>Working remote is just what I need, and I am way more productive.
I acknowledge that you and many others derive personal satisfaction from productivity. I do too. However, I strongly believe we should move away from productivity as the measure of whether we should work from home. Primarily because it individualizes productivity and turns any deficits into a moral failing. It is incumbent on our employers to create the conditions which align productivity with our well-being as people, and balance those. Else, we are being exploited.

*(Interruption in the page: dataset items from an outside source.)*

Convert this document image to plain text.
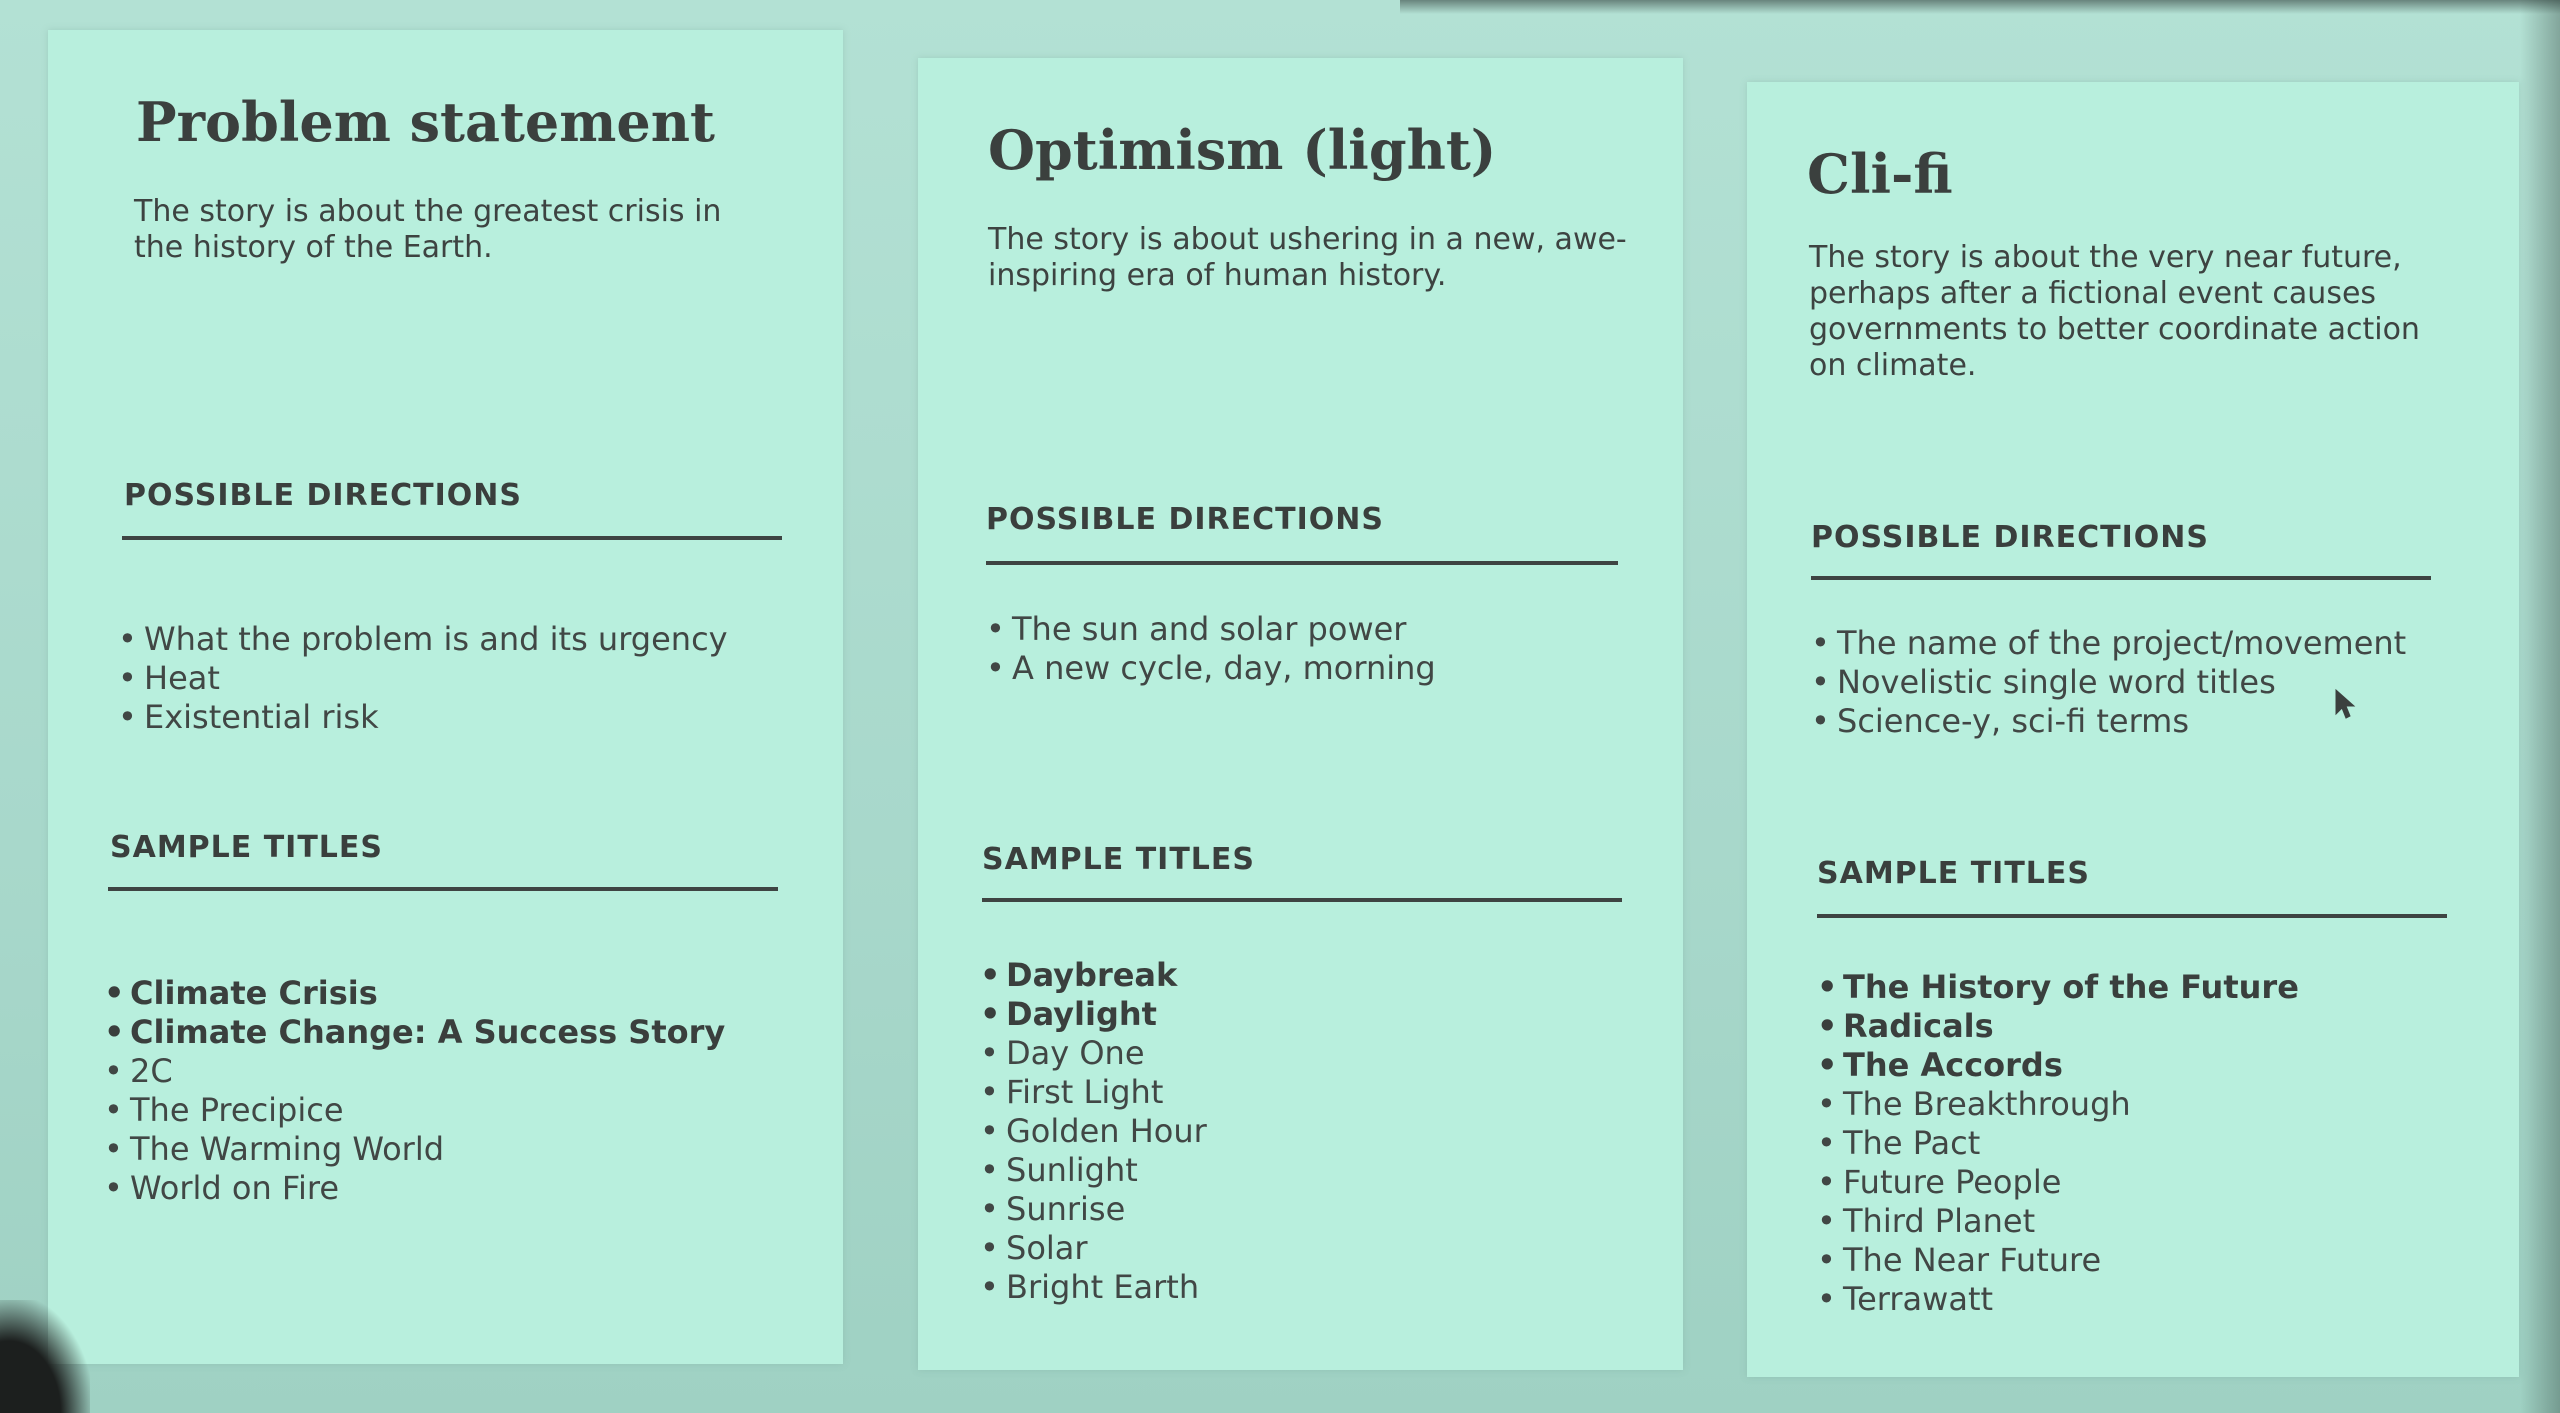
Problem statement
The story is about the greatest crisis in the history of the Earth.
POSSIBLE DIRECTIONS
• What the problem is and its urgency
• Heat
• Existential risk
SAMPLE TITLES
• Climate Crisis
• Climate Change: A Success Story
• 2C
• The Precipice
• The Warming World
• World on Fire
Optimism (light)
The story is about ushering in a new, awe-inspiring era of human history.
POSSIBLE DIRECTIONS
• The sun and solar power
• A new cycle, day, morning
SAMPLE TITLES
• Daybreak
• Daylight
• Day One
• First Light
• Golden Hour
• Sunlight
• Sunrise
• Solar
• Bright Earth
Cli-fi
The story is about the very near future, perhaps after a fictional event causes governments to better coordinate action on climate.
POSSIBLE DIRECTIONS
• The name of the project/movement
• Novelistic single word titles
• Science-y, sci-fi terms
SAMPLE TITLES
• The History of the Future
• Radicals
• The Accords
• The Breakthrough
• The Pact
• Future People
• Third Planet
• The Near Future
• Terrawatt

Put another way, and framing it opposite from what you said:
"Working remote is not what I need because I am less productive" should not be an argument against working from home. You may not need working remotely for other reasons -- social being one of them -- but it's important not to prioritize productivity to the occlusion of all other factors.
I put in forty hours a week as per my employment contract states. If I'm more or less productive is irrelevant to the amount of time I have to take care of myself or my family.
If I have a productive day, I sign off between 4-5 PM. If I have a non-productive day, I sign off between 4-5 PM.
If I happen to be more productive it does not mean I get more hours to do stuff in my personal time / get more personal time.
Because I am more productive when working from home, I can easily get the job done in half the time. This means that my manager is happy, and I sign off after lunch and have the rest of the day for myself. That's also why I always try to schedule meetings no later than 1pm.
I have all those too. But even when you are fully remote, and have a healthy outside social support system away from work, you cannot ignore the reality that is you spend the majority of your waking hours working alongside these people, often for the same goals and deadlines. It's a basic desire to connect with others we share our time with.
Unless you are one of the rare people where you truly are a solo shop (even then you have people requesting the work from you), I want to meet, converse, and get to know the people that I spend a bulk of my waking hours with, and depend on together to do a good job because I feel like that's showing those other people basic dignity.
> It's a basic desire to connect with others we share our time with.
I think you're creating a universal here where there is none. I have secure boundaries, and I can enjoy a coworker's company and work without having to be friends with them. And there's also an ugly side to this, where people don't want to have coworkers that they wouldn't want to be friends with. That's not some natural urge, that's something that people impose on a situation that is alienating to people who don't share your politics, or your tastes, or even like the way you treat people (I'm referring to the hypothetical "you" here.)
I have really enjoyed working with people who I'd never want to know outside of work, and have a huge amount of respect for those people whose work ethic and trustworthiness showed a real thoughtfulness and concern about what they were doing and for their coworkers' time and development. That's good enough for me, we don't have to share musical tastes or hobbies. On the other side, I've certainly made friends with people at work, but some of the people I made friends with I hated working with. The two things are barely connected.
Apologies if I wasn't clear, I didn't say or mean be friends with them. But being coworkers with someone is indeed a type of relationship. I wasn't meaning to conflate those two, but acknowledge the commonality between the two.
Me too, but I met my wife through work (we didn't work together, but I met her through a lady I did work with). I think a lot of young people - not just men - are hoping to interact with potential romantic partners through work.
This is true historically but the culture does seem to be moving away from the idea of it being OK to date coworkers. I know a lot of younger people (like me) would be quite nervous about the prospect of coming onto someone in the workplace. Even with good intentions there is potential for miscommunication or making someone uncomfortable.
I once thought I would like to have kids, based on the incredible diversity and splendor of the experiences and people and places the world had to offer. It seemed right, to create new lives to share in that.
Now that the texture of being a person in the world is mainly to be on Zoom calls, I think it would be cruel. Zoom school, Zoom friends, Zoom job, Zoom dates, only to produce yet another human who can attend Zoom school. What kind of life is that to being a child into?
We’ll still have books! That might be worth it on its own. And places take a while to decay. Maybe we can wander the remnants of places, from back when places were a thing. Maybe there will still be enough weirdos to sustain some kind of live performance tradition in unusual and expensive places. Maybe some especially backwards communities, after they have sold the school buildings, will retain the athletic fields. But I dunno. A world where the default condition is to sit alone on the internet from your nowhere-sprawl house, cradle to grave, is pretty fucking bleak.
I don't really miss at all the office, let alone my co-workers. Working remote is just what I need, and I am way more productive.